The number of firms going bust has risen to its highest level since 2009 — at the height of the financial crisis, according to the latest data from the UK Insolvency Service on Tuesday.
The number of company insolvencies in the third quarter of 2023 was 10 per cent higher than the same quarter of the previous year, while the number of creditors’ voluntary liquidations were the highest since 1960, when the data series started.
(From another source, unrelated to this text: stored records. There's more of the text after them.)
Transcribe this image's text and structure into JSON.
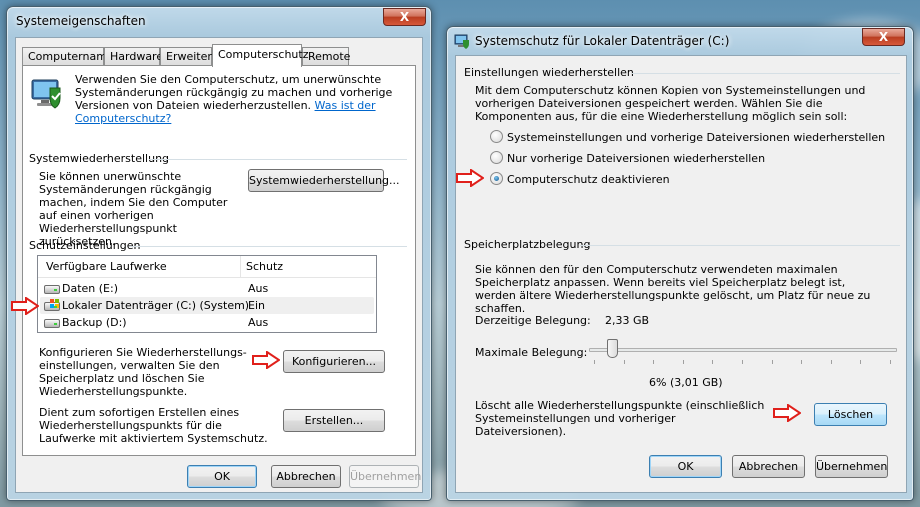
{
  "left_window": {
    "title": "Systemeigenschaften",
    "close_label": "X",
    "tabs": [
      "Computername",
      "Hardware",
      "Erweitert",
      "Computerschutz",
      "Remote"
    ],
    "intro_text": "Verwenden Sie den Computerschutz, um unerwünschte Systemänderungen rückgängig zu machen und vorherige Versionen von Dateien wiederherzustellen.",
    "intro_link": "Was ist der Computerschutz?",
    "restore": {
      "heading": "Systemwiederherstellung",
      "text": "Sie können unerwünschte Systemänderungen rückgängig machen, indem Sie den Computer auf einen vorherigen Wiederherstellungspunkt zurücksetzen.",
      "button": "Systemwiederherstellung..."
    },
    "protection": {
      "heading": "Schutzeinstellungen",
      "col_drives": "Verfügbare Laufwerke",
      "col_protection": "Schutz",
      "rows": [
        {
          "drive": "Daten (E:)",
          "status": "Aus"
        },
        {
          "drive": "Lokaler Datenträger (C:) (System)",
          "status": "Ein"
        },
        {
          "drive": "Backup (D:)",
          "status": "Aus"
        }
      ],
      "configure_text": "Konfigurieren Sie Wiederherstellungs- einstellungen, verwalten Sie den Speicherplatz und löschen Sie Wiederherstellungspunkte.",
      "configure_button": "Konfigurieren...",
      "create_text": "Dient zum sofortigen Erstellen eines Wiederherstellungspunkts für die Laufwerke mit aktiviertem Systemschutz.",
      "create_button": "Erstellen..."
    },
    "buttons": {
      "ok": "OK",
      "cancel": "Abbrechen",
      "apply": "Übernehmen"
    }
  },
  "right_window": {
    "title": "Systemschutz für Lokaler Datenträger (C:)",
    "close_label": "X",
    "restore_settings": {
      "heading": "Einstellungen wiederherstellen",
      "text": "Mit dem Computerschutz können Kopien von Systemeinstellungen und vorherigen Dateiversionen gespeichert werden. Wählen Sie die Komponenten aus, für die eine Wiederherstellung möglich sein soll:",
      "options": [
        {
          "label": "Systemeinstellungen und vorherige Dateiversionen wiederherstellen",
          "checked": false
        },
        {
          "label": "Nur vorherige Dateiversionen wiederherstellen",
          "checked": false
        },
        {
          "label": "Computerschutz deaktivieren",
          "checked": true
        }
      ]
    },
    "disk_usage": {
      "heading": "Speicherplatzbelegung",
      "text": "Sie können den für den Computerschutz verwendeten maximalen Speicherplatz anpassen. Wenn bereits viel Speicherplatz belegt ist, werden ältere Wiederherstellungspunkte gelöscht, um Platz für neue zu schaffen.",
      "current_label": "Derzeitige Belegung:",
      "current_value": "2,33 GB",
      "max_label": "Maximale Belegung:",
      "max_fraction": 0.06,
      "max_value_text": "6% (3,01 GB)",
      "delete_text": "Löscht alle Wiederherstellungspunkte (einschließlich Systemeinstellungen und vorheriger Dateiversionen).",
      "delete_button": "Löschen"
    },
    "buttons": {
      "ok": "OK",
      "cancel": "Abbrechen",
      "apply": "Übernehmen"
    }
  },
  "colors": {
    "annotation_arrow": "#e0201b",
    "link": "#0066cc",
    "window_frame": "#b9d3e4"
  }
}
Mark Ford, a partner in restructuring and recovery services at Evelyn Partners, explained that the recent spike in insolvencies mainly came from company voluntary liquidations, suggesting that business directors are taking the decision to liquidate their companies.
“It would appear that they are concluding that the game is up with the combination of legacy debt from the COVID pandemic and facing very strong financial headwinds and global uncertainty,” Ford said.
According to the latest Red Flag Alert report from business recovery firm Begbies Traynor on Tuesday, the number of companies in ‘critical’ financial distress has leapt by nearly 25 per cent since the second quarter of 2023.
The third quarter of the year saw 37,722 UK companies in critical financial distress, Begbies reported, while almost 480,000 were in ‘significant’ financial distress.
“Tens of thousands of British companies are now in financial dire straits now that the era of cheap money is firmly behind us,” said Julie Palmer, partner at Begbies.
“Businesses that had loaded up on debt at rock-bottom rates, and were only able to cling on during the pandemic thanks to Government support, must now deal with a financial reality check as higher interest rates hit working capital for the foreseeable future. Taken together with stubbornly high inflation and weak consumer confidence, many of these businesses will inevitably head towards failure.”
The sectors worst hit by insolvencies
The UK bank rate is currently at its highest level since December 2021 following 14 consecutive rate rises from the Bank of England. The new world of elevated interest rates has pushed many businesses to the brink but the Red Flag report noted that construction and real estate companies have especially suffered as the slowdown in the housing market continues to bite.
According to Begbies, construction and real estate and property services companies now account for almost 30 per cent of all companies in critical financial distress.
“The construction industry, which has long been a bellwether for the health of the economy, looks particularly vulnerable with over 70,000 firms now in significant financial distress and circa 6,000 in much more serious critical financial distress – often a precursor to formal insolvency,” Palmer said.
“These businesses must now struggle through a period of inflation-eroded margins, weak demand and a looming recession. It is likely to be an insurmountable task for many.”